بِسْمِ اللهِ الرَّحْمَانِ الرَّحِيْمِ

#FikihKurban

HUKUM TABUNGAN KURBAN KOLEKTIF

Pertanyaan:

Bagaimana hukum kurban kolektif? Jadi beberapa warga yang tidak mampu, mereka urunan untuk dibelikan seekor sapi. Kemudian disembelih atas nama tujuh orang secara bergantian setiap tahun.

Jawaban:

Bismillah was shalatu was salamu ‘ala Rasulillah, amma ba’du,

Rasulullah ﷺ telah menjelaskan kepada kita semua syarat sah kurban, termasuk syarat kongsi kepemilikan hewan kurban. Dalam kongsi hewan kurban, ada dua yang perlu dibedakan:

Pertama: Kongsi dalam Kepemilikan

Dari keterangan di atas, TIDAK DIPERBOLEHKAN kongsi kepemilikan untuk seekor kambing, karena kambing hanya boleh dimiliki satu orang, sementara sapi dan unta, maksimal dimiliki tujuh orang. Karena itu, jika ada seekor kambing yang dimiliki dua orang, kemudian digunakan untuk berkurban, maka KURBANNYA TIDAK SAH.
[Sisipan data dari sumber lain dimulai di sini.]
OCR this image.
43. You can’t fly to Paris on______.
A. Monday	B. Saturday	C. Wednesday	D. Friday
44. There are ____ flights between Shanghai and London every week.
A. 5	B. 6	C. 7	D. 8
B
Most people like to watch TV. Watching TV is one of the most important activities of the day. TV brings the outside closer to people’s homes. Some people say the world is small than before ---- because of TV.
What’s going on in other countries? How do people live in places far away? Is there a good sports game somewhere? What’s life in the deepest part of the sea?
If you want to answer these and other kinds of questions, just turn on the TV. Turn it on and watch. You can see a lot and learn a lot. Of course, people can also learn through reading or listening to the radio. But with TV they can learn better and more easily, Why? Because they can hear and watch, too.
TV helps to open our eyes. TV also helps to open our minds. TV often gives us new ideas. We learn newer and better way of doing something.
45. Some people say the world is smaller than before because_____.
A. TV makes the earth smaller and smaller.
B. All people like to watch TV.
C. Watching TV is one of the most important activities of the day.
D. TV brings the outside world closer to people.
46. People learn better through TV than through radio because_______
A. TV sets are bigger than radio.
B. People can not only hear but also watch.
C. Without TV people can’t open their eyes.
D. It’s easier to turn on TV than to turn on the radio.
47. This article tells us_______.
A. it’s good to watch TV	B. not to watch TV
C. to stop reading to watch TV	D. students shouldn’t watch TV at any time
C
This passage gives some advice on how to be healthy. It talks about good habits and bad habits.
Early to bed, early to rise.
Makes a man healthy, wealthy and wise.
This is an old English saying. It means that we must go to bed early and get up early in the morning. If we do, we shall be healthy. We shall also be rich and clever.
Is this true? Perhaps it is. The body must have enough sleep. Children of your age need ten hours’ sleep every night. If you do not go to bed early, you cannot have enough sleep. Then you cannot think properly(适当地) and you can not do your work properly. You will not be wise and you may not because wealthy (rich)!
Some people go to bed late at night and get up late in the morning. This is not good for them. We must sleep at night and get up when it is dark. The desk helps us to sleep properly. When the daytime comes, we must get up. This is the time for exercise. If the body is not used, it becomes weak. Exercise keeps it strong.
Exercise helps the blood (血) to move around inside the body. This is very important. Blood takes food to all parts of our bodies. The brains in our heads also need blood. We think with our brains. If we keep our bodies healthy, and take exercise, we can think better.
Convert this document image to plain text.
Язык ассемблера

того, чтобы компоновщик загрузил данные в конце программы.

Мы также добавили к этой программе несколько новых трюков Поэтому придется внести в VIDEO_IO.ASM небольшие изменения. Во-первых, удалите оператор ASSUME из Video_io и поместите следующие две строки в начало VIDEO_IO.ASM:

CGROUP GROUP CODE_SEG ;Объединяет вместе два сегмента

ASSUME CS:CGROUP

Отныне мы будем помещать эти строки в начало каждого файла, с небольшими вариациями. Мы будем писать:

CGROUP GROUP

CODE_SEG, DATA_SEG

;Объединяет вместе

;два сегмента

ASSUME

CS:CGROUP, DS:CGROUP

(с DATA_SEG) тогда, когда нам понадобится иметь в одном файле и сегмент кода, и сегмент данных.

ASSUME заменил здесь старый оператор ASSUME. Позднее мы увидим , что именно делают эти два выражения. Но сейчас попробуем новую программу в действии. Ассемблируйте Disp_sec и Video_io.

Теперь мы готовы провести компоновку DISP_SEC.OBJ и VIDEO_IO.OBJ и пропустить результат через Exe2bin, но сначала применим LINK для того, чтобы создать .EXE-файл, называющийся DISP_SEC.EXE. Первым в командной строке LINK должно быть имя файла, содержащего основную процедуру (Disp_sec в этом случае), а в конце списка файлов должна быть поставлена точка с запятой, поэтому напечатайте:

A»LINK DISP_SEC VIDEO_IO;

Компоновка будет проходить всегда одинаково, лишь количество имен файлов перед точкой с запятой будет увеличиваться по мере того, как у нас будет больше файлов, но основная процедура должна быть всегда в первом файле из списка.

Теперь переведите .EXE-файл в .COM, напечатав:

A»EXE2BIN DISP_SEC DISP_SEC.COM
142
Imam Ibnu Utsaimin mengatakan:

الاشتراك في الملك، بأن يشترك شخصان فأكثر في ملك أضحية ويضحيا بها، فهذا لا يجوز، ولا يصح أضحية إلا في الإبل والبقر إلى سبعة فقط

Kongsi kepemilikan, dalam arti dua orang atau lebih, secara bersama memiliki seekor hewan untuk dijadikan kurban. Semacam ini tidak diperbolehkan dan tidak sah sebagai kurban, kecuali unta dan sapi, boleh kongsi maksimal tujuh orang saja. [Ahkam al-Udzhiyah, hlm. 20].

Di antara dalil yang menunjukkan hal ini, hadis Jabir bin Abdillah radhiyallahu ‘anhu, beliau menceritakan,

نَحَرْنَا مَعَ رَسُولِ اللهِ صَلَّى اللهُ عَلَيْهِ وَسَلَّمَ عَامَ الْحُدَيْبِيَةِ الْبَدَنَةَ عَنْ سَبْعَةٍ، وَالْبَقَرَةَ عَنْ سَبْعَةٍ

Di peristiwa Hudaibiyah, kami menyembelih kurban bersama Rasulullah ﷺ. Seekor unta untuk tujuh orang, dan seekor sapi untuk tujuh orang. [HR. Muslim (1318)]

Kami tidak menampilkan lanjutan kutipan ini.